The rain of the day before stayed away and then, teasingly at first, the sun began to shine, heating their backs, their faces, their left sides and then their right; for Colin suspected Dougal was quite right when he said they were going around in circles. And it kept Colin from being happy, or as happy as he should have been, on such a day, with two friends and a direction and only themselves to spoil it. A happiness you could see, watch it take shape in the form of Veronica, the lines of her forearm when she grasped at a branch, the way the smell of the air changed as she passed, but it was a happiness that wouldn’t settle. Because Colin knew Dougal. He knew the fierce stubborness that held Dougal’s mind in place. A deal was a deal was a deal. If there was no cave then there was no them. Veronica would go, and there would be nothing Colin could do about it. Or if there was a cave; if set beneath them, deep down in the damp earth that took the weight of their every step, beneath the shiny-backed beetles and wind-tattered leaves, was a calling only Veronica could hear, then it was enough to keep his mind from happiness too.

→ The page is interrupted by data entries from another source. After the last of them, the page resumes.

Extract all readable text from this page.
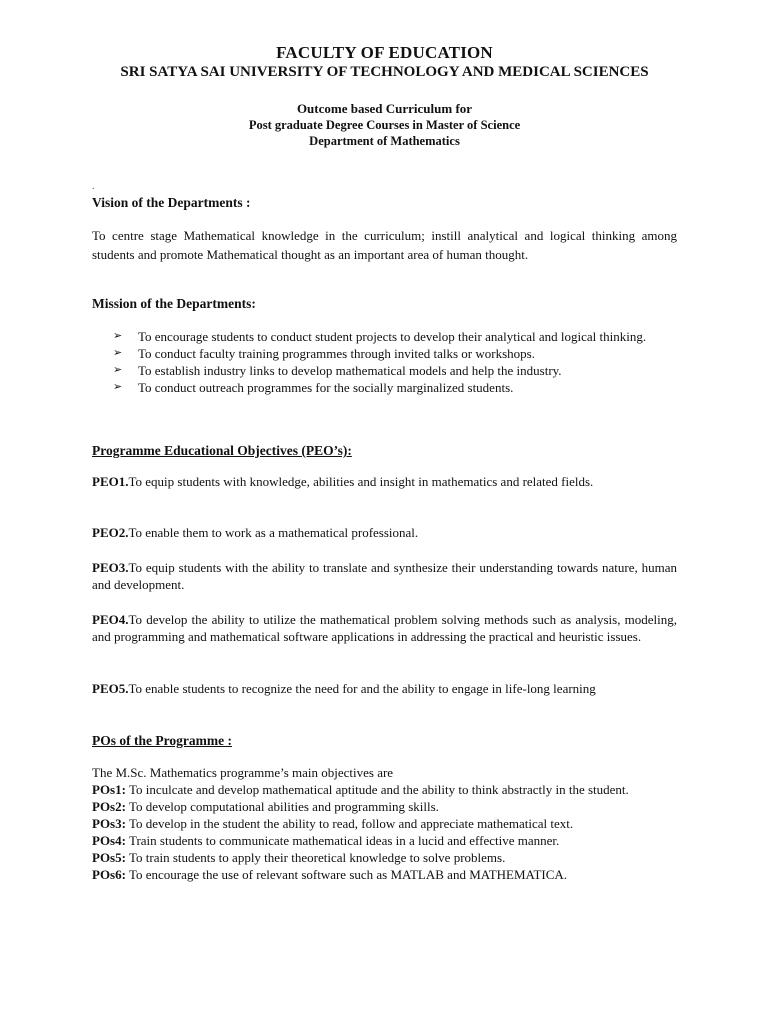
FACULTY OF EDUCATION
SRI SATYA SAI UNIVERSITY OF TECHNOLOGY AND MEDICAL SCIENCES
Outcome based Curriculum for
Post graduate Degree Courses in Master of Science
Department of Mathematics
.
Vision of the Departments :
To centre stage Mathematical knowledge in the curriculum; instill analytical and logical thinking among students and promote Mathematical thought as an important area of human thought.
Mission of the Departments:
➢ To encourage students to conduct student projects to develop their analytical and logical thinking.
➢ To conduct faculty training programmes through invited talks or workshops.
➢ To establish industry links to develop mathematical models and help the industry.
➢ To conduct outreach programmes for the socially marginalized students.
Programme Educational Objectives (PEO’s):
PEO1.To equip students with knowledge, abilities and insight in mathematics and related fields.
PEO2.To enable them to work as a mathematical professional.
PEO3.To equip students with the ability to translate and synthesize their understanding towards nature, human and development.
PEO4.To develop the ability to utilize the mathematical problem solving methods such as analysis, modeling, and programming and mathematical software applications in addressing the practical and heuristic issues.
PEO5.To enable students to recognize the need for and the ability to engage in life-long learning
POs of the Programme :
The M.Sc. Mathematics programme’s main objectives are
POs1: To inculcate and develop mathematical aptitude and the ability to think abstractly in the student.
POs2: To develop computational abilities and programming skills.
POs3: To develop in the student the ability to read, follow and appreciate mathematical text.
POs4: Train students to communicate mathematical ideas in a lucid and effective manner.
POs5: To train students to apply their theoretical knowledge to solve problems.
POs6: To encourage the use of relevant software such as MATLAB and MATHEMATICA.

The lower the sun sank the more obvious it was to Colin which way his happiness would stumble. The cave was real. It wasn’t that he believed in it, any more than he believed in his dreams. It wasn’t a matter of belief. It wasn’t believing that made a thing real, in the same way that choosing not to believe could keep a thing from being. Believing had no place here. As Colin walked on he realised he could feel the cave too, and that feeling didn’t come from belief, it came from the place where dreams sat.
‘Come on then. Which way?’
Again Dougal demanded it. Colin looked at him, and noticed how different Dougal looked from the first time they had met. He was taller perhaps, certainly heavier, stronger looking, and his pale skin was hidden by the freckles a life in the wild had drawn upon it. The expressions hadn’t changed though. The same look of certainty, that there would never be a person he’d meet he wouldn’t know more than, and that special look of fear he had, when he didn’t know he was being watched. That hadn’t gone either. In fact, now that they were away from the village, it came more often.

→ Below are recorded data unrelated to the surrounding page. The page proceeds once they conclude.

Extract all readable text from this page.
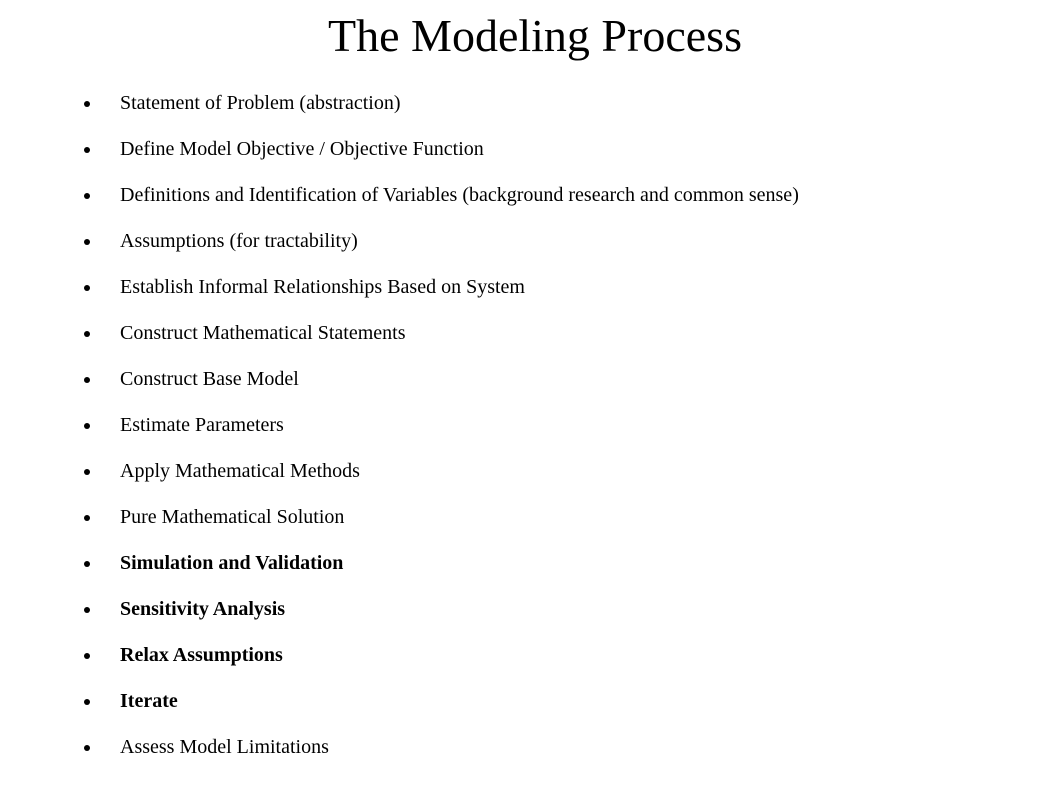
The Modeling Process
Statement of Problem (abstraction)
Define Model Objective / Objective Function
Definitions and Identification of Variables (background research and common sense)
Assumptions (for tractability)
Establish Informal Relationships Based on System
Construct Mathematical Statements
Construct Base Model
Estimate Parameters
Apply Mathematical Methods
Pure Mathematical Solution
Simulation and Validation
Sensitivity Analysis
Relax Assumptions
Iterate
Assess Model Limitations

‘Wait.’ Veronica paused, but made no show of it. She didn’t close her eyes or sniff the air, or put a hand to ground. Just a moment of uncertainty, a cloud passing over her face, that you’d only see if you were used to watching her. And used to imagining her, when you weren’t.
‘That way.’
‘It’s real isn’t it? There is a cave,’ Colin said to her, when Dougal had taken his direction and was forging ahead again.

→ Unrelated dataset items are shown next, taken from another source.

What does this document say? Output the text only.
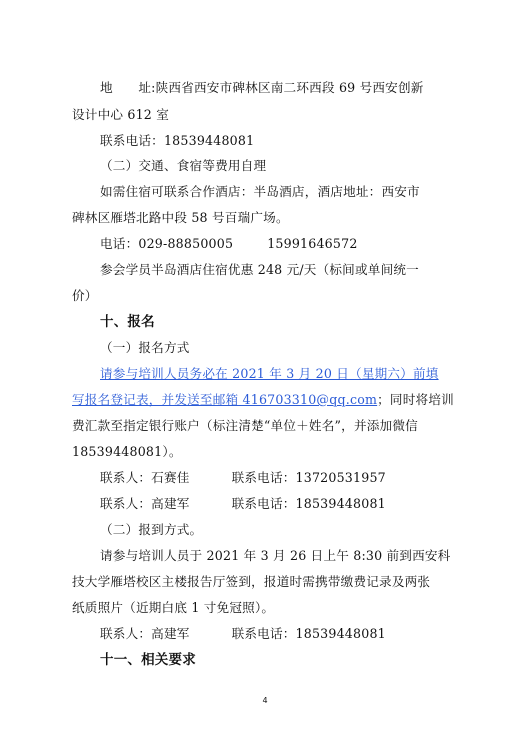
地　　址:陕西省西安市碑林区南二环西段 69 号西安创新
设计中心 612 室
联系电话：18539448081
（二）交通、食宿等费用自理
如需住宿可联系合作酒店：半岛酒店，酒店地址：西安市
碑林区雁塔北路中段 58 号百瑞广场。
电话：029-88850005	15991646572
参会学员半岛酒店住宿优惠 248 元/天（标间或单间统一
价）
十、报名
（一）报名方式
请参与培训人员务必在 2021 年 3 月 20 日（星期六）前填
写报名登记表，并发送至邮箱 416703310@qq.com；同时将培训
费汇款至指定银行账户（标注清楚“单位＋姓名”，并添加微信
18539448081）。
联系人：石赛佳	联系电话：13720531957
联系人：高建军	联系电话：18539448081
（二）报到方式。
请参与培训人员于 2021 年 3 月 26 日上午 8:30 前到西安科
技大学雁塔校区主楼报告厅签到，报道时需携带缴费记录及两张
纸质照片（近期白底 1 寸免冠照）。
联系人：高建军	联系电话：18539448081
十一、相关要求
4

Veronica stared at him and a smile took her mouth, but the top lip stayed curled under it, like beneath the thought was a sadness that couldn’t be left alone. She nodded and took his hand, and although her grip was strong and she squeezed it hard, Colin still felt the trembling of her fingers. Up ahead Dougal had encountered gorse and was making his displeasure known.
‘How can it be your magical powers can see caves but they can’t see gorse?’ his unseen voice demanded.
‘The gorse isn’t calling us,’ Veronica shouted back.
‘Then why are we in the middle of it?’
‘It’s only you who is.’
‘I’m only going the way you told me.’
‘I didn’t tell you to go with your eyes closed did I? I think you should go left again, up that bank.’
‘I’d already worked that out, actually, and I don’t have no magical powers.’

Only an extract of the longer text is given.